Department of Housing and Urban Development Ignores Problems
May 19, 2011
The federal government's largest housing construction program for the poor has squandered hundreds of millions of dollars on stalled or abandoned projects and routinely failed to crack down on derelict developers or the local housing agencies that funded them, reports the Washington Post.
- Nationwide, nearly 700 projects awarded $400 million have been idling for years.
- The actual number of stalled or terminated projects is likely to be much higher -- the Post identified an additional 2,800 projects worth $1billion that are in "final draw," meaning the projects drew all of their allotted U.S. Department of Housing and Urban Development (HUD) funding but are still listed as open and ongoing in HUD's records.

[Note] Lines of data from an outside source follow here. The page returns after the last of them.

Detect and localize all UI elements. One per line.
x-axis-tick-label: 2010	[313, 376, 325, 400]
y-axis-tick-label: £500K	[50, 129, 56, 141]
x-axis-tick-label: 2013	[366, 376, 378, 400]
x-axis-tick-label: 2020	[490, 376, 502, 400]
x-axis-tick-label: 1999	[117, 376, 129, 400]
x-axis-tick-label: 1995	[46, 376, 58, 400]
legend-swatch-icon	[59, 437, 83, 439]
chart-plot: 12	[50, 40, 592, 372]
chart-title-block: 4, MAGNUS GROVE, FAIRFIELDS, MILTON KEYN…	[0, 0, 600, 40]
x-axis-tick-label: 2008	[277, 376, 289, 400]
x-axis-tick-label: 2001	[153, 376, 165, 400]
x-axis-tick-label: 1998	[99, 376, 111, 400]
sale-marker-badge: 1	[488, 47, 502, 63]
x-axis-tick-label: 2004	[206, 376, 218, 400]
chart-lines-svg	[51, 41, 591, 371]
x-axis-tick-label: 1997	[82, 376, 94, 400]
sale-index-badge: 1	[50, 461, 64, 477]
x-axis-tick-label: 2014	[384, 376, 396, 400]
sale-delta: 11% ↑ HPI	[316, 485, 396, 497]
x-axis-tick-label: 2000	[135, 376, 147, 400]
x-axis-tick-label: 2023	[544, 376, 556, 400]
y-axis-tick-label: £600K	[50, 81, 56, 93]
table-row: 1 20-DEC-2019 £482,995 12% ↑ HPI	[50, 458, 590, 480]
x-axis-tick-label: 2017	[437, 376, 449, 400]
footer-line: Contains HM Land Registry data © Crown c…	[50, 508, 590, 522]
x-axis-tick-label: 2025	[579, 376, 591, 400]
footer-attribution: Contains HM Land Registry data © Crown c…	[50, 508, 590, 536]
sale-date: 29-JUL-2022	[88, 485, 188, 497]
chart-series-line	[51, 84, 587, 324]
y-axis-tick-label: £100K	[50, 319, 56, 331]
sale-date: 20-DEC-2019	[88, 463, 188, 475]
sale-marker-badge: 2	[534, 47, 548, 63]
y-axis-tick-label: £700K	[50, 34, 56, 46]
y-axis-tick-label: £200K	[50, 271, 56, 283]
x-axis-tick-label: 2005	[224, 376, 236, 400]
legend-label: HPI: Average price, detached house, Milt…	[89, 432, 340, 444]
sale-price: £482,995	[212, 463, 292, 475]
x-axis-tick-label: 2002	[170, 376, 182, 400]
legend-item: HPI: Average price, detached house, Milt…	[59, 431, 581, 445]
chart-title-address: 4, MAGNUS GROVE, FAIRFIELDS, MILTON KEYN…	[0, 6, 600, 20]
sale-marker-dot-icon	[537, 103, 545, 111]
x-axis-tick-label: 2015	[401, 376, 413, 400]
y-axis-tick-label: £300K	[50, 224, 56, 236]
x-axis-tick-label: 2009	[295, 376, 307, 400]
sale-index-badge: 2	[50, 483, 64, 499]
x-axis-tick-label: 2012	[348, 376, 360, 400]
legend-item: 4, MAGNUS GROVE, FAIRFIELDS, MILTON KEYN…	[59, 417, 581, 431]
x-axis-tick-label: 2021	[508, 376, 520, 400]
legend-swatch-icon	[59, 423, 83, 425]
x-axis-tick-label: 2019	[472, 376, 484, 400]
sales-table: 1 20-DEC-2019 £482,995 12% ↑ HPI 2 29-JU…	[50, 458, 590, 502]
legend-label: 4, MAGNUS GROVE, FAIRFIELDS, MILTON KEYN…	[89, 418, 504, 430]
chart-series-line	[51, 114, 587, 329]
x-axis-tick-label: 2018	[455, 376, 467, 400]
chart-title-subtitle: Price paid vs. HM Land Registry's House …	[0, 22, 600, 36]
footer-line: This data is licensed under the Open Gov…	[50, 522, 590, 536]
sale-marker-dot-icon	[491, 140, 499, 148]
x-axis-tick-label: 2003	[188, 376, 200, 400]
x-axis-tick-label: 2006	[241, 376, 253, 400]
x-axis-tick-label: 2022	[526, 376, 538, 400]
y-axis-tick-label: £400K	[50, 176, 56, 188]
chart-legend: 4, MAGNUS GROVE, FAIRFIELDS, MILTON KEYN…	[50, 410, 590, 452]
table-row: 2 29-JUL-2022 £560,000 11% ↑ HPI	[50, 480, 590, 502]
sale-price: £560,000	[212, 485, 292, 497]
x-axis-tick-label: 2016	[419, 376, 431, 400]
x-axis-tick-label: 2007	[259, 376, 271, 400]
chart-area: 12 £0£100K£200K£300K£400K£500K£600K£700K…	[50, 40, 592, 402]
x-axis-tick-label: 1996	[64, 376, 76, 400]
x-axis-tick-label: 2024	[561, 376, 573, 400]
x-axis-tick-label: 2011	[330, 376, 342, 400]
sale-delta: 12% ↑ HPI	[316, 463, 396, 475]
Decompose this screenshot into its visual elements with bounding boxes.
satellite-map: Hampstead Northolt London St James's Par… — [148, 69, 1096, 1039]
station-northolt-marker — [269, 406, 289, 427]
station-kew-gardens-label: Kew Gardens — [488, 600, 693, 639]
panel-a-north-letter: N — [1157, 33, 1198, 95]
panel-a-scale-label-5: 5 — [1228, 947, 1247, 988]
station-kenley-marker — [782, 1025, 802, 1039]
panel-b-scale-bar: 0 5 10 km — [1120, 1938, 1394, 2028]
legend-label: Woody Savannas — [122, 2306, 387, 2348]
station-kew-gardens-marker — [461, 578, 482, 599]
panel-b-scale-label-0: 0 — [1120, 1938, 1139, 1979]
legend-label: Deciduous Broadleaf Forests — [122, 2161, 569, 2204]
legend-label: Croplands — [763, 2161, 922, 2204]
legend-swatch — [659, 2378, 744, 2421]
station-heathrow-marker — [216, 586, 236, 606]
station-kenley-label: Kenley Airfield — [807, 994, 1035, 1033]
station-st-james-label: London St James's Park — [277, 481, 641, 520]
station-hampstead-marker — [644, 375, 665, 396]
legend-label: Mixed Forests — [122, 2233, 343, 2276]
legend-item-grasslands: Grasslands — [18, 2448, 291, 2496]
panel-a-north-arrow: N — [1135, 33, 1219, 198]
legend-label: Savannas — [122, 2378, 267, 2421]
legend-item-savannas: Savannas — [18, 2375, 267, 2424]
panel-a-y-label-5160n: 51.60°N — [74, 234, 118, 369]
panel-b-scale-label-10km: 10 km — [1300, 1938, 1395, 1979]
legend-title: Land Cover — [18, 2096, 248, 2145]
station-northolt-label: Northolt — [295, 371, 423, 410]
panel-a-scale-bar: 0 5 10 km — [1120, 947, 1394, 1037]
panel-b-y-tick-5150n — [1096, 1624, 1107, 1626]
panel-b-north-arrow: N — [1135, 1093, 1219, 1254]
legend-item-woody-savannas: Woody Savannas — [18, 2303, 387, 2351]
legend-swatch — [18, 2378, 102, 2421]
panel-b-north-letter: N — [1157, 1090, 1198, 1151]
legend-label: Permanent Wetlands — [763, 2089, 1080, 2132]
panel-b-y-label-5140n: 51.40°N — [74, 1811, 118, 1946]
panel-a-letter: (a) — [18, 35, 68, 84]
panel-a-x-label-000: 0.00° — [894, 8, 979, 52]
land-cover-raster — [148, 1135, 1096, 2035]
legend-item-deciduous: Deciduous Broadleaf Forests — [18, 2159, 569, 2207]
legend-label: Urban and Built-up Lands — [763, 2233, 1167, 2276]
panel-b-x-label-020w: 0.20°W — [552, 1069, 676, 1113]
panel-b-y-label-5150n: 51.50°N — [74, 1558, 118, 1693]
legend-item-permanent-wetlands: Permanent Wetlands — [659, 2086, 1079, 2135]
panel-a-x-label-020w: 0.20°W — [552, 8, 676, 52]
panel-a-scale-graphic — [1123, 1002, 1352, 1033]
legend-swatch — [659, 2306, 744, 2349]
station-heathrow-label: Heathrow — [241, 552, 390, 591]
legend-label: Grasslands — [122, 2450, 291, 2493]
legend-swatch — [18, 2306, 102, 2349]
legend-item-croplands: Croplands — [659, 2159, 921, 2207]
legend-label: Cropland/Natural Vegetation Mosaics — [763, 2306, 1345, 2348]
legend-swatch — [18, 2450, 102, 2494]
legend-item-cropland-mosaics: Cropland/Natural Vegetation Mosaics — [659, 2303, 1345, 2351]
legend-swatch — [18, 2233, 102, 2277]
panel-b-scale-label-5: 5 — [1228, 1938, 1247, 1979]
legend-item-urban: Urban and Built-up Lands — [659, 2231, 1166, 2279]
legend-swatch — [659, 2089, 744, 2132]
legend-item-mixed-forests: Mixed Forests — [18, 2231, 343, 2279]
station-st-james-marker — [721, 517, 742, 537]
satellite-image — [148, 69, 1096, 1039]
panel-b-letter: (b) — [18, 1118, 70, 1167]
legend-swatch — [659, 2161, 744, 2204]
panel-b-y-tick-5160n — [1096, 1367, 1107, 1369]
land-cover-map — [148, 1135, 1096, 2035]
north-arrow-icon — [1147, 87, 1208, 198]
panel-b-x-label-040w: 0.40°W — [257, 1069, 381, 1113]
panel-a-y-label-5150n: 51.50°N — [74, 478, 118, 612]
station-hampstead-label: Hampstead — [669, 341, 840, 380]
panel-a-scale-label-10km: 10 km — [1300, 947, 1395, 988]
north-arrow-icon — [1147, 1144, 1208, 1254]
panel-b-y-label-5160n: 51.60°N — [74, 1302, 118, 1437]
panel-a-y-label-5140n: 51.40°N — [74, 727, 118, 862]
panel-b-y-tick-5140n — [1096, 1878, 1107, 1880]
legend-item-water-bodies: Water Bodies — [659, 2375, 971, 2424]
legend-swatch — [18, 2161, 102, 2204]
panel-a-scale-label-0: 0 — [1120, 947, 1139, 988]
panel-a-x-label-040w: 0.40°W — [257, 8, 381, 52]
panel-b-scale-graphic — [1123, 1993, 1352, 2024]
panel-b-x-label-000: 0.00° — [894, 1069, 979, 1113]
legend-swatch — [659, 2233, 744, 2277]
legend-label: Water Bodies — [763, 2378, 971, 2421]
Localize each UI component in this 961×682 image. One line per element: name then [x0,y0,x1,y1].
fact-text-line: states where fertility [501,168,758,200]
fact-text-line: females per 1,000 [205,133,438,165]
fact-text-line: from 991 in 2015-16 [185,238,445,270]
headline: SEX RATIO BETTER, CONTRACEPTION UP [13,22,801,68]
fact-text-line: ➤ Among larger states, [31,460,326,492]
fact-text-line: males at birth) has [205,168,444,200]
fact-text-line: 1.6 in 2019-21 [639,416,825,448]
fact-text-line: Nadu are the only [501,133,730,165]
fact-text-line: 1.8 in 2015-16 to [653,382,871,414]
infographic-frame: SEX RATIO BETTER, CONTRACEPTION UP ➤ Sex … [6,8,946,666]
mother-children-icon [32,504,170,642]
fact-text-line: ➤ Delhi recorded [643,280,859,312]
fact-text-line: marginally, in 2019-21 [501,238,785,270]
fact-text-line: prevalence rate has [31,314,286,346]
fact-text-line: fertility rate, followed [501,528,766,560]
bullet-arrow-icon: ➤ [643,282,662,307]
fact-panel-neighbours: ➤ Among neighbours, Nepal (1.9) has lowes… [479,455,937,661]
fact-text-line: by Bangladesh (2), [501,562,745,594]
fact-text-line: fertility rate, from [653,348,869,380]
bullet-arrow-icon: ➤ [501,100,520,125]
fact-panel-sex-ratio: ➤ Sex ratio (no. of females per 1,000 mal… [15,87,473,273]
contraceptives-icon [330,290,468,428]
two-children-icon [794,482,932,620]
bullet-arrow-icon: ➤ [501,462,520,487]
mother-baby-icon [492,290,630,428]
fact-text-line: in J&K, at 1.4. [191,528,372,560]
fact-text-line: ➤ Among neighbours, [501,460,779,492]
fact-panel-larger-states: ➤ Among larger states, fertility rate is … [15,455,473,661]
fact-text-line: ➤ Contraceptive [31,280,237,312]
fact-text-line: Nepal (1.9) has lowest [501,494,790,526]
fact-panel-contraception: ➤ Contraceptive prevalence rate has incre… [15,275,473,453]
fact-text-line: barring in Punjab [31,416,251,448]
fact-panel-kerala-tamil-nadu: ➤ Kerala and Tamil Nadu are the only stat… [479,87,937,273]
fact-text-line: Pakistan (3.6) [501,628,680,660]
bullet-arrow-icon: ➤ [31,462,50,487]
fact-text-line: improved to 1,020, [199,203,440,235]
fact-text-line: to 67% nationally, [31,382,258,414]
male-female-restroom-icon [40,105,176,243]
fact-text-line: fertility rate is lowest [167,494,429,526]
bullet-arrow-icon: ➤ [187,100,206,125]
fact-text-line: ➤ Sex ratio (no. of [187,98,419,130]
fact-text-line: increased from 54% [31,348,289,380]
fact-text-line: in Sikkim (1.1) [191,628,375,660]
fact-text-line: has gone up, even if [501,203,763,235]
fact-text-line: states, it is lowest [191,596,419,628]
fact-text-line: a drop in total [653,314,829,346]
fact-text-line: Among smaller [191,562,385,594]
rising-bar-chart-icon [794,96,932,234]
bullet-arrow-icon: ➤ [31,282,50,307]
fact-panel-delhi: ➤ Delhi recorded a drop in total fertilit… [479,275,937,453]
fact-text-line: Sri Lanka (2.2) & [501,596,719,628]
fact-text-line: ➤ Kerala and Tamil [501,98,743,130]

- In some cases, the work was completed, but local agencies had failed to tell HUD; in other cases, however, projects were delayed or scrapped.
HUD, which oversees the nation's housing fund, has largely looked the other way: It does not track the pace of construction and often fails to spot defunct deals, instead trusting local agencies to police projects.
During a yearlong investigation, the Post found breakdowns at every level:
- Local housing agencies have doled out millions to troubled developers, including novice builders, fledgling nonprofits and groups accused of fraud or delivering shoddy work.
- Checks were cut even when projects were still on the drawing boards, without land, financing or permits to move forward; in at least 55 cases, developers drew HUD money but left behind only barren lots.
- Overall, nearly one in seven projects shows signs of significant delay.
- HUD has known about the problems for years but still imposes few requirements on local housing agencies and relies on a data system that makes it difficult to determine which developments are stalled.
- Even when HUD learns of a botched deal, federal law does not give the agency the authority to demand repayment; HUD can ask local authorities to voluntarily repay, but the agency was unable to say how much money has been returned.